Editing von »Im Westen nichts Neues«
»Im Westen nichts Neues« gewann vier Oscars. Ein Interview mit Editor Sven Budelmann über diesen Film.
Bei der diesjährigen Oscar-Verleihung zählte »Im Westen nichts Neues« zu den großen Gewinnern. Nominiert hatte die Academy den Film in neun Kategorien, gewonnen hat er nun in vier Kategorien, und zwar als »bester internationaler Film«, für »beste Kamera«, »beste Filmmusik« und »bestes Szenenbild« (Liste der Gewinner 2023). Eine Oscar-Nominierung für den Schnitt gab es leider nicht, aber jeder weiß ja, dass nur guter Schnitt es erlaubt, die anderen Gewerke zum Glänzen zu bringen — und bester internationaler Film kann man ohne meisterhaften Schnitt auch nicht werden. Somit also Gratulation an die explizit per Oscar prämierten Gewerke, aber auch an Sven Budelmann, der »Im Westen nichts Neues« geschnitten hat.
Mit dem Editor Sven Budelmann sprach Steve Hullfish über die Postproduction von »Im Westen nichts Neues« und sie blickten dabei schwerpunktmäßig auf den Schnitt — aber auch darüber hinaus, denn Budelmann sagt einerseits: »Für mich ist der Schnitt der kreativste Teil des Filmemachens.« Aber er fügt sofort an: »Es geht nicht nur darum, das Bild zu schneiden. Es geht um das Gesamtpaket.«
»Im Westen nichts Neues« wurde schon bei den Bafta-Awards mehrfach ausgezeichnet und war dort speziell auch für den Schnitt nominiert. Auch für den »Eddie« des amerikanischen Cutter-Verbands ACE war diese Arbeit von Sven Budelmann nominiert. Für die Oscar-Verleihung war der Film ebenfalls in mehreren Kategorien nominiert.

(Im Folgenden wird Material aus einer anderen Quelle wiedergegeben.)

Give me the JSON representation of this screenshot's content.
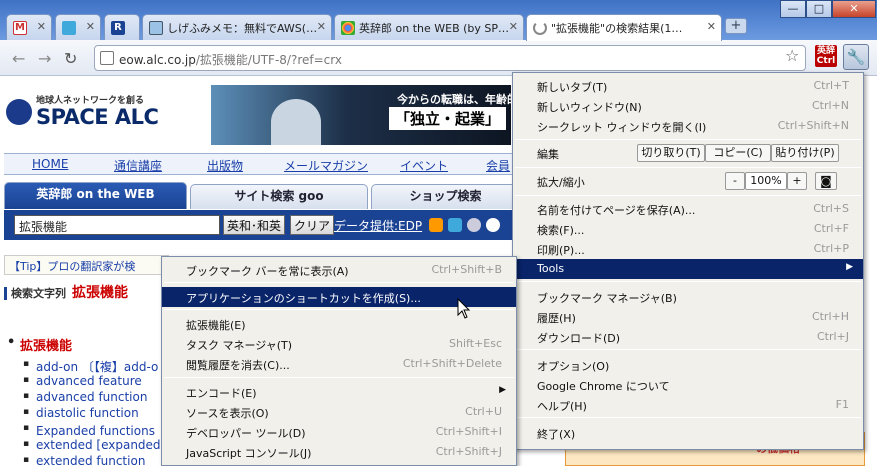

Regisseur von »Im Westen nichts Neues« ist Edward Berger, er arbeitete nach Ende der Hauptdreharbeiten im Jahr 2020 zusammen mit Sven Budelmann am Schnitt.
Sven Budelmann hat seit 1993 mehr als 500 Werbespots, über 150 Musikvideos, 16 Spielfilme und viele TV-Serien in einer Vielzahl von Genres geschnitten. Er hat unter anderem auch »Der Medicus« und TV-Serien wie »Schatten der Mörder – Shadowplay« und »Deutschland 83« editiert.

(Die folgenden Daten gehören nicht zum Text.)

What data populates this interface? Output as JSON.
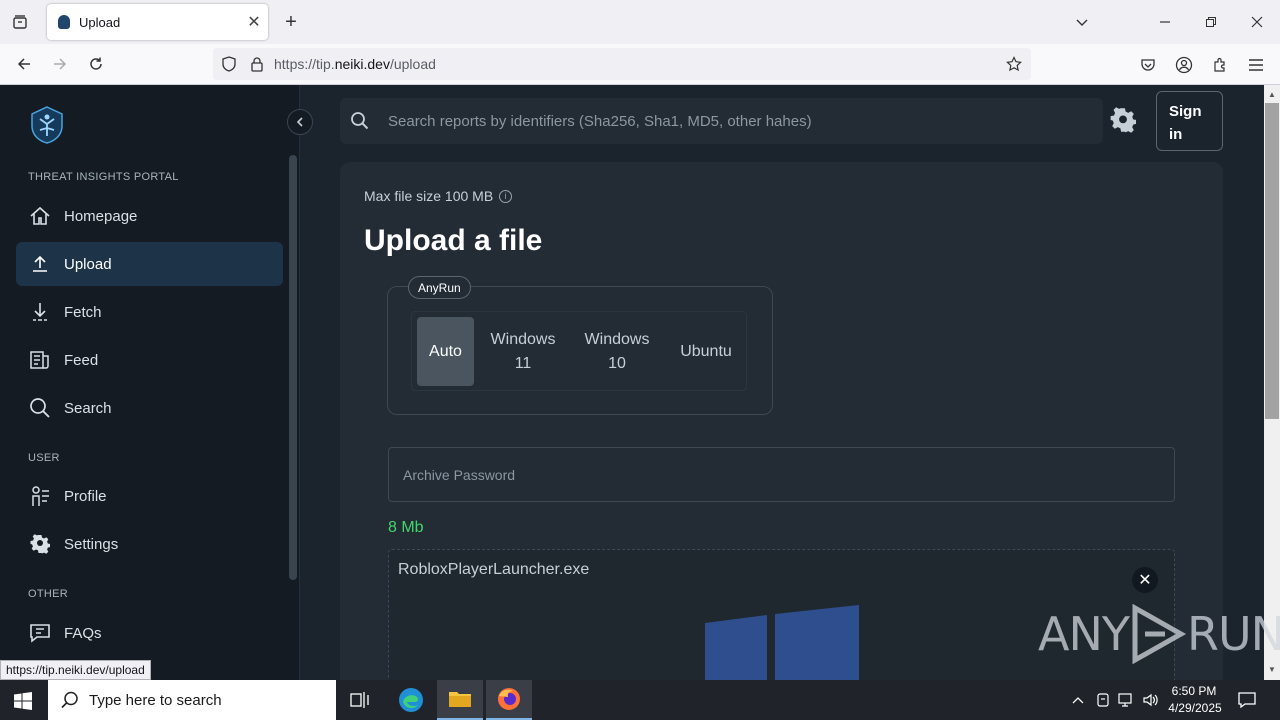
{
  "browser": {
    "tab_title": "Upload",
    "url_prefix": "https://tip.",
    "url_domain": "neiki.dev",
    "url_path": "/upload",
    "status_url": "https://tip.neiki.dev/upload"
  },
  "sidebar": {
    "section_portal": "THREAT INSIGHTS PORTAL",
    "section_user": "USER",
    "section_other": "OTHER",
    "items": [
      {
        "label": "Homepage",
        "icon": "home-icon"
      },
      {
        "label": "Upload",
        "icon": "upload-icon",
        "active": true
      },
      {
        "label": "Fetch",
        "icon": "fetch-icon"
      },
      {
        "label": "Feed",
        "icon": "feed-icon"
      },
      {
        "label": "Search",
        "icon": "search-icon"
      },
      {
        "label": "Profile",
        "icon": "profile-icon"
      },
      {
        "label": "Settings",
        "icon": "gear-icon"
      },
      {
        "label": "FAQs",
        "icon": "faq-icon"
      }
    ]
  },
  "header": {
    "search_placeholder": "Search reports by identifiers (Sha256, Sha1, MD5, other hahes)",
    "signin_line1": "Sign",
    "signin_line2": "in"
  },
  "main": {
    "max_size": "Max file size 100 MB",
    "title": "Upload a file",
    "anyrun_label": "AnyRun",
    "os_options": [
      {
        "line1": "Auto",
        "line2": "",
        "selected": true
      },
      {
        "line1": "Windows",
        "line2": "11"
      },
      {
        "line1": "Windows",
        "line2": "10"
      },
      {
        "line1": "Ubuntu",
        "line2": ""
      }
    ],
    "password_placeholder": "Archive Password",
    "file_size": "8 Mb",
    "file_name": "RobloxPlayerLauncher.exe"
  },
  "watermark": {
    "left": "ANY",
    "right": "RUN"
  },
  "taskbar": {
    "search_placeholder": "Type here to search",
    "time": "6:50 PM",
    "date": "4/29/2025"
  },
  "colors": {
    "accent": "#1d3448",
    "size_green": "#3fd86b",
    "windows_blue": "#2e4e8e"
  }
}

Unten lesen Sie eine etwas verkürzte und verdichtete Übersetzung eines Gesprächs zwischen Sven Budelmann und Steve Hullfish — veröffentlicht auf film-tv-video.de mit freundlicher Genehmigung von Boris FX (D-Vertrieb: New Media AV). Einen Bericht, in dem es eher um Grading und VFX für diese Produktion geht, finden Sie hier.
Kannten Sie die Buchvorlage schon, bevor Sie über das Projekt mit dem Regisseur Edward Berger sprachen?
Budelmann: Ich hatte es schon vor langem gelesen, ich glaube, das war schon in der Schule. Ich erinnere mich nicht mehr genau an die Details, aber ich weiß noch, dass es schrecklich war — und dieses Gefühl blieb bei mir hängen. Also beschloss ich, es nicht noch einmal zu lesen und lieber das Gefühl von damals zu behalten.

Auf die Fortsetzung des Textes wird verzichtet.